How could this widow possibly be sad and lonely with the spiritual paradise of brothers and sisters who are involved in the great comfort work following the world trade centers? Shouldn't this brother's family be offered financial aid by the local congregation?
The silence of Jehovah's Witnesses screams the point of what a farce the spiritual paradise pretends to be.
. http://dailynews.yahoo.com/h/nypost/20011121/cm/a_sad_and_lonely_turkey_day_for_sept_11_widow_1.html
Wednesday November 21 03:52 AM EST
A SAD AND LONELY TURKEY DAY FOR SEPT. 11 WIDOW
By ANDREA PEYSER
STAR ORTIZ was deep in thought on the living-room couch when she looked up. And she panicked.

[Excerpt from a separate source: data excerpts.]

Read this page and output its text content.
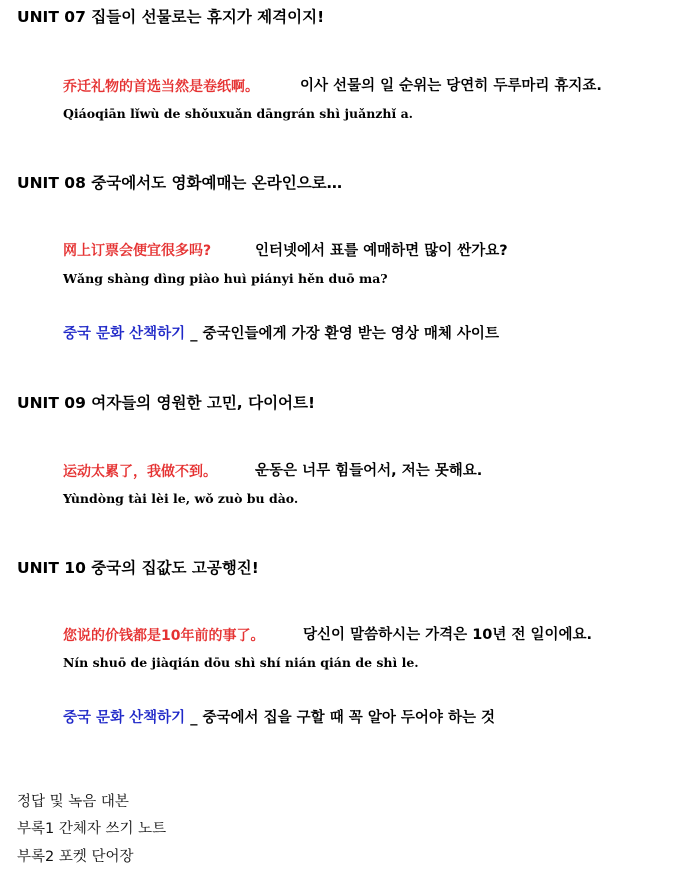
UNIT 07 집들이 선물로는 휴지가 제격이지!
乔迁礼物的首选当然是卷纸啊。	이사 선물의 일 순위는 당연히 두루마리 휴지죠.
Qiáoqiān lǐwù de shǒuxuǎn dāngrán shì juǎnzhǐ a.
UNIT 08 중국에서도 영화예매는 온라인으로…
网上订票会便宜很多吗?	인터넷에서 표를 예매하면 많이 싼가요?
Wǎng shàng dìng piào huì piányi hěn duō ma?
중국 문화 산책하기 _ 중국인들에게 가장 환영 받는 영상 매체 사이트
UNIT 09 여자들의 영원한 고민, 다이어트!
运动太累了，我做不到。	운동은 너무 힘들어서, 저는 못해요.
Yùndòng tài lèi le, wǒ zuò bu dào.
UNIT 10 중국의 집값도 고공행진!
您说的价钱都是10年前的事了。	당신이 말씀하시는 가격은 10년 전 일이에요.
Nín shuō de jiàqián dōu shì shí nián qián de shì le.
중국 문화 산책하기 _ 중국에서 집을 구할 때 꼭 알아 두어야 하는 것
정답 및 녹음 대본
부록1 간체자 쓰기 노트
부록2 포켓 단어장
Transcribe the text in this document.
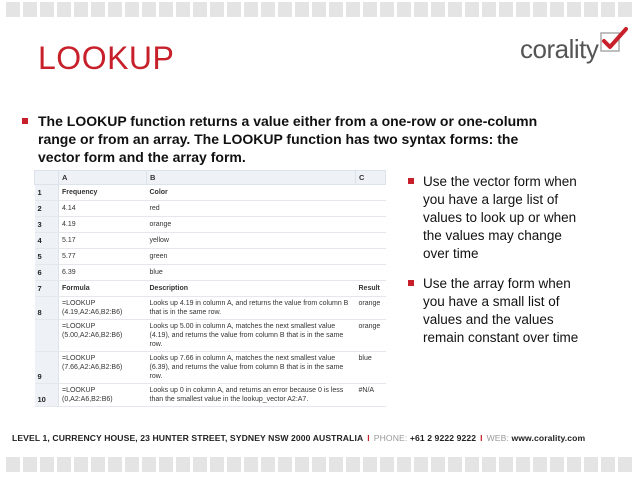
LOOKUP	corality
The LOOKUP function returns a value either from a one-row or one-column range or from an array. The LOOKUP function has two syntax forms: the vector form and the array form.
	A	B	C
1	Frequency	Color	
2	4.14	red	
3	4.19	orange	
4	5.17	yellow	
5	5.77	green	
6	6.39	blue	
7	Formula	Description	Result
8	=LOOKUP (4.19,A2:A6,B2:B6)	Looks up 4.19 in column A, and returns the value from column B that is in the same row.	orange
	=LOOKUP (5.00,A2:A6,B2:B6)	Looks up 5.00 in column A, matches the next smallest value (4.19), and returns the value from column B that is in the same row.	orange
9	=LOOKUP (7.66,A2:A6,B2:B6)	Looks up 7.66 in column A, matches the next smallest value (6.39), and returns the value from column B that is in the same row.	blue
10	=LOOKUP (0,A2:A6,B2:B6)	Looks up 0 in column A, and returns an error because 0 is less than the smallest value in the lookup_vector A2:A7.	#N/A
Use the vector form when you have a large list of values to look up or when the values may change over time
Use the array form when you have a small list of values and the values remain constant over time
LEVEL 1, CURRENCY HOUSE, 23 HUNTER STREET, SYDNEY NSW 2000 AUSTRALIA I PHONE: +61 2 9222 9222 I WEB: www.corality.com
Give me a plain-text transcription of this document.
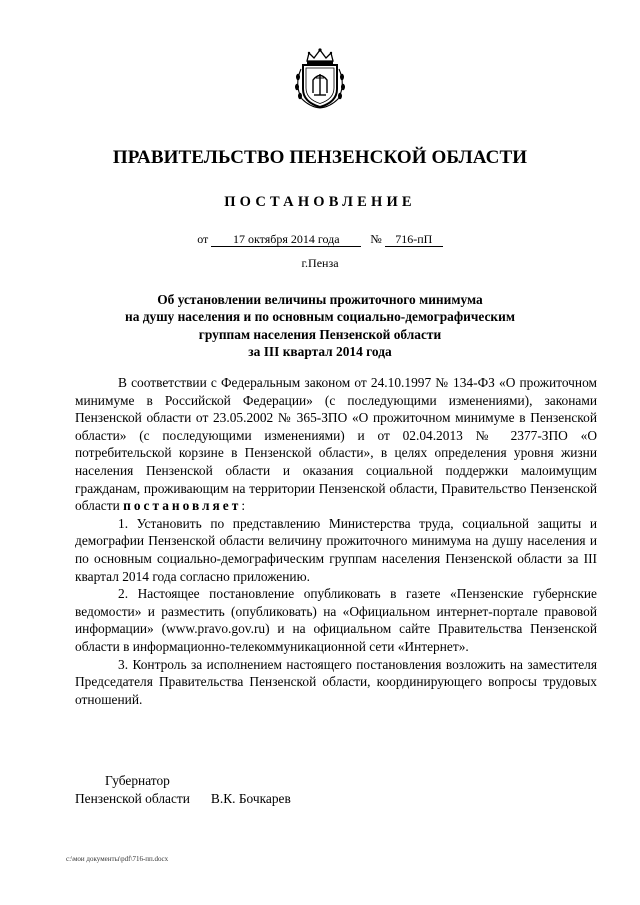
ПРАВИТЕЛЬСТВО ПЕНЗЕНСКОЙ ОБЛАСТИ
ПОСТАНОВЛЕНИЕ
от 17 октября 2014 года	№ 716-пП
г.Пенза
Об установлении величины прожиточного минимума
на душу населения и по основным социально-демографическим
группам населения Пензенской области
за III квартал 2014 года

В соответствии с Федеральным законом от 24.10.1997 № 134-ФЗ «О прожиточном минимуме в Российской Федерации» (с последующими изменениями), законами Пензенской области от 23.05.2002 № 365-ЗПО «О прожиточном минимуме в Пензенской области» (с последующими изменениями) и от 02.04.2013 № 2377-ЗПО «О потребительской корзине в Пензенской области», в целях определения уровня жизни населения Пензенской области и оказания социальной поддержки малоимущим гражданам, проживающим на территории Пензенской области, Правительство Пензенской области постановляет:

1. Установить по представлению Министерства труда, социальной защиты и демографии Пензенской области величину прожиточного минимума на душу населения и по основным социально-демографическим группам населения Пензенской области за III квартал 2014 года согласно приложению.

2. Настоящее постановление опубликовать в газете «Пензенские губернские ведомости» и разместить (опубликовать) на «Официальном интернет-портале правовой информации» (www.pravo.gov.ru) и на официальном сайте Правительства Пензенской области в информационно-телекоммуникационной сети «Интернет».

3. Контроль за исполнением настоящего постановления возложить на заместителя Председателя Правительства Пензенской области, координирующего вопросы трудовых отношений.

Губернатор
Пензенской области В.К. Бочкарев
c:\мои документы\pdf\716-пп.docx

Her baby, Rebecca, 10 months old, was playing there a second ago. Where had she gone?
Star yelled for the child and for her parents. She ran to the kitchen. And Rebecca was just standing there, smiling.
Standing there.
"I couldn't believe it!" Star told me yesterday. "She'd walked there all by herself. For the first time! It was so beautiful."
Then, the ecstatic mother grew sad. Happy thoughts tend to end this way.
"I wish Paul was there to see it," she said. "He would be so thrilled."
The last time Star, 21, saw her husband, Paul, was early in the morning on Sept. 11. Paul, also 21, kissed her gently before leaving their Brooklyn home, and leaving for work at Windows on the World, where he was to set up computers for Bloomberg.
Rebecca had just started pulling herself up on her feet the day Paul left. "He couldn't wait to see her walk," Star said.
Rebecca has gotten pretty good at the walking thing since taking those first steps last month. But she still likes to say just one word.
"Dada," she says, over and over.
Star, too, gets stuck on a single thought.
"It is still my hope that the phone will ring and someone will tell me, ‘I think I saw him,' " said Star. "I still have hope."
A gaping hole was blown into Star's heart on Sept. 11. But the days keep on passing. The baby grows. The bills pile up. And Paul is still gone.
Tomorrow, Star's mother will cook Thanksgiving dinner. Where once the table overflowed with family, the event will be far smaller this year.
On Dec. 7, Rebecca will celebrate her first birthday. And while Paul, a Jehovah's Witness, did not observe birthdays, Star will keep a seat open for him.
Yet, it is hard for Star to think of celebrating, when everyday life has become so overwhelming.
Paul was his family's breadwinner. Since he went missing, his employer, Bloomberg, has helped pay the rent. But Star said she was turned away from two charities set up to help families of trade center victims because her husband was not a cop or a firefighter.
Star has had to rely on her parents for financial help. Lately, she's turned to a friend, a lawyer, to help navigate the maze of paperwork required to cut loose any benefits to which she might be entitled.
Next month, Star plans to leave the home she shared with Paul, and take baby Rebecca to live with her parents in Williamsburg.
"I couldn't deal with that apartment alone," she said. "It was just too much."
Soon, it will be Christmas. Star hasn't even thought about that.